Other factors the courts have considered in determining what is a reasonable period of notice include (see Alpha Lettings and Martin-Baker):
a. how long the terminated party would need to replace the lost contract;
b. how much the terminated party depends financially on the contract;
c. the parties’ commitments when the notice is given; and
d. whether the notice was unexpected or there had been some prior warning.
Although the Jackson case does not create any new law, it is a useful illustration of the factors that a court will take into account when deciding whether a notice period is reasonable, in the absence of express terms. It will be necessary to consider whether in the circumstances of the particular contracting parties’ relationship there are any terms which can be implied into the contract, such as to: prices, the regularity of price reviews, and the methods that the parties may use to notify the other of price variation (or any other contract variation for that matter). It is important to note that as the assessment of reasonable notice is so factspecific, previous cases are not a reliable guide to future decisions. However, they can illustrate how the courts approach this question. A further example is the case of Hamsard 3147 Ltd v Boots UK Ltd  EWHC 3251 (Pat),  All ER (D) 12 (Nov), where the court held nine months’ notice was long enough to terminate an informal, temporary, constantly changing supply contract, even though a predecessor company had agreed an 18-month notice clause.
If reasonable notice is not given, the termination will still be valid, but the non terminating party will likely be entitled to damages. The measure of damages will be to place the non-terminating party in the same position, so far as money can do it, as if the contract had continued during what would have been a reasonable notice period, subject to the duty to mitigate. The terminating party should check the basis on which they are terminating and ensure the appropriate action is taken. It is important for the innocent party to take steps to mitigate their loss; the innocent party will not be able to recover their losses in the event this could have been avoided.
If the agreement is perpetual, ensure that it actually is. Perpetual can mean ‘never ending’ in the sense of incapable of being brought to an end or, as in the case of BMS Computer Solutions Ltd v AB Agri Ltd  EWHC 464 (Ch),  All ER (D) 228 (Mar), it can mean operating without limit on time. If an agreement is determined as ‘never ending’, there would be no right to terminate on reasonable notice.

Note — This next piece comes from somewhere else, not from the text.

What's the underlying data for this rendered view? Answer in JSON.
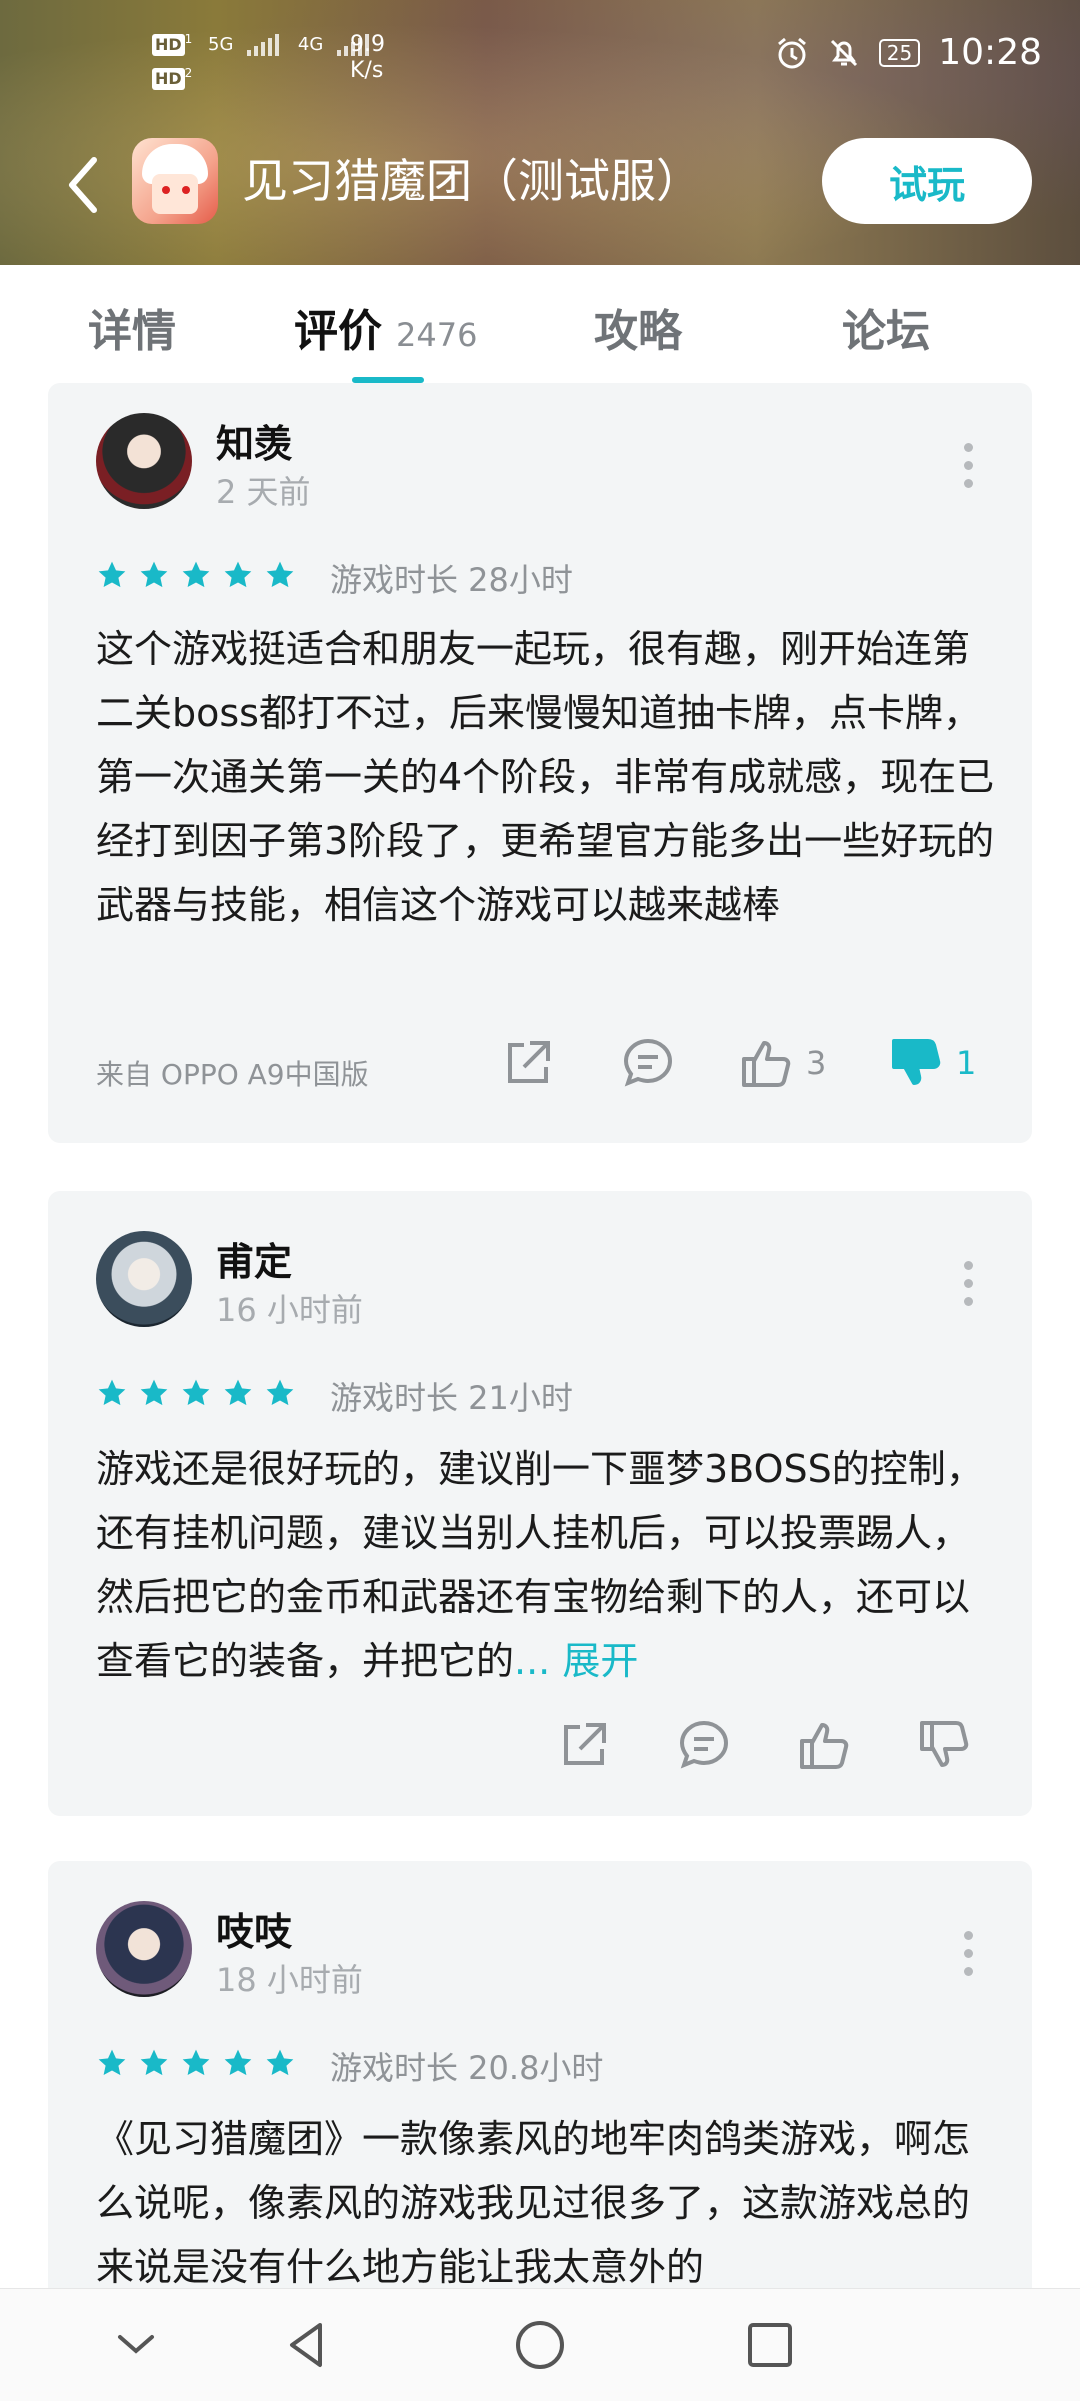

Where the parties to the agreement are entitled to terminate on reasonable notice, the terminating party will need to give formal notice of termination. In the absence of express notice provisions in the agreement, common law will apply. Common law does not prescribe specific forms of notice, but established notice should be clearly communicated by the terminating party (Italmare Shipping Co v Ocean Tanker Co Inc; The Rio Sun  1 All ER 517) and unequivocal in its intention (Gunton v Richmond-upon-Thames London Borough Council  Ch 448). However, it is much better for parties to have clear termination and term clauses in the contract which the parties can refer to.